Breast-feeding might reduce risk of autism

Consuming mother’s milk might reduce the risk of autism in babies with a genetic predisposition to the disorder, according to a study.

Researchers led by Kathleen Krol of the Max Planck Institute for Human Cognitive and Brain Sciences in Leipzig, Germany, focused on the relationship between breast-feeding, genes and the ability to perceive emotions.

Krol and her team studied 98 infants, all of them seven months old and half of them with two copies of a “risk” variant of the gene CD38, to determine what effect breast-feeding has on babies’ perception of emotions.

Recognising other people’s emotions is a key social skill that depends a great deal on information obtained from the area around the eyes of the other individual.

Diminished attention to the other person’s eyes is associated with autism-spectrum disorders.

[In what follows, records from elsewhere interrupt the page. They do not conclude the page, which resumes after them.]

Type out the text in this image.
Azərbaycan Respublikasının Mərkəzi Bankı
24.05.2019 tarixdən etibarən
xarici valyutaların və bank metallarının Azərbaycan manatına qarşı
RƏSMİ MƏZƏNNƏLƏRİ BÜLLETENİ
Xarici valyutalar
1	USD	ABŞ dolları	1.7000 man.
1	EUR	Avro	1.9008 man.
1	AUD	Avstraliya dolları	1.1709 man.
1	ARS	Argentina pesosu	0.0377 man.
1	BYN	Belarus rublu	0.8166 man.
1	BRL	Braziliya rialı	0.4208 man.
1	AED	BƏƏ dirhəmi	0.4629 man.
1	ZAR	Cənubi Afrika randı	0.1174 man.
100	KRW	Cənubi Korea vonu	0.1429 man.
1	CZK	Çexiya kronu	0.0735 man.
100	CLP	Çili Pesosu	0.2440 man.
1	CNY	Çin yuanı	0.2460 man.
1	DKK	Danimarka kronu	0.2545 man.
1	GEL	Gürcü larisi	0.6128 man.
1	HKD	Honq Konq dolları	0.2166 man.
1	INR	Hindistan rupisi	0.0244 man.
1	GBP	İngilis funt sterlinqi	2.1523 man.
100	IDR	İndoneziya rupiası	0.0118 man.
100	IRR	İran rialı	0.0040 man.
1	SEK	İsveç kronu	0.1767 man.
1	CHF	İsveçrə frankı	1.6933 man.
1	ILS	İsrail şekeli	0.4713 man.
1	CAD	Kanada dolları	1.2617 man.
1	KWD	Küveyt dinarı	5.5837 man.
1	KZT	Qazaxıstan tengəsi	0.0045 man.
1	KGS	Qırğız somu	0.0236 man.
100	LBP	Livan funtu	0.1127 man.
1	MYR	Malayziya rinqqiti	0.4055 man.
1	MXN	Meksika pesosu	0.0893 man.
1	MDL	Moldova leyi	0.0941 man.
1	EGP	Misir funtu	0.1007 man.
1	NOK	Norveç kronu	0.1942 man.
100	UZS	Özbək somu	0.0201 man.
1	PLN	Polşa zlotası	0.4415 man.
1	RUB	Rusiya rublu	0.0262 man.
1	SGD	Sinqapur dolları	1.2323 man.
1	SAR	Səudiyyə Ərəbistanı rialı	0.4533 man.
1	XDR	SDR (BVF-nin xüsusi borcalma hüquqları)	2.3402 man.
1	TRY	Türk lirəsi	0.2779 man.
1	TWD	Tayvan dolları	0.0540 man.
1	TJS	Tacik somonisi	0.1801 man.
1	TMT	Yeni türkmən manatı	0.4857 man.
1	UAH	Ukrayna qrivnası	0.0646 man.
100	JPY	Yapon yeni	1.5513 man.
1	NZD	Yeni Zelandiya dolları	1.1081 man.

The study, published in the Proceedings of the National Academy of Sciences, showed that babies who were breast-fed longer spent more time looking at images of “happy” eyes and shied away from “angry” eyes.

Matching this data with the children’s genotype, researchers found that the effect of breast-feeding on visual preferences was significant only in the babies who carried the risk gene variation.

The study concluded that breast-feeding is associated with an enhanced sensitivity to emotions in babies, but the authors and other experts stressed that there is no evidence yet that breast-feeding ultimately affects a child’s odds of developing autism or that it lessens the severity of autism symptoms.

Scientists from the Singapore National University and the University of Virginia participated in the research.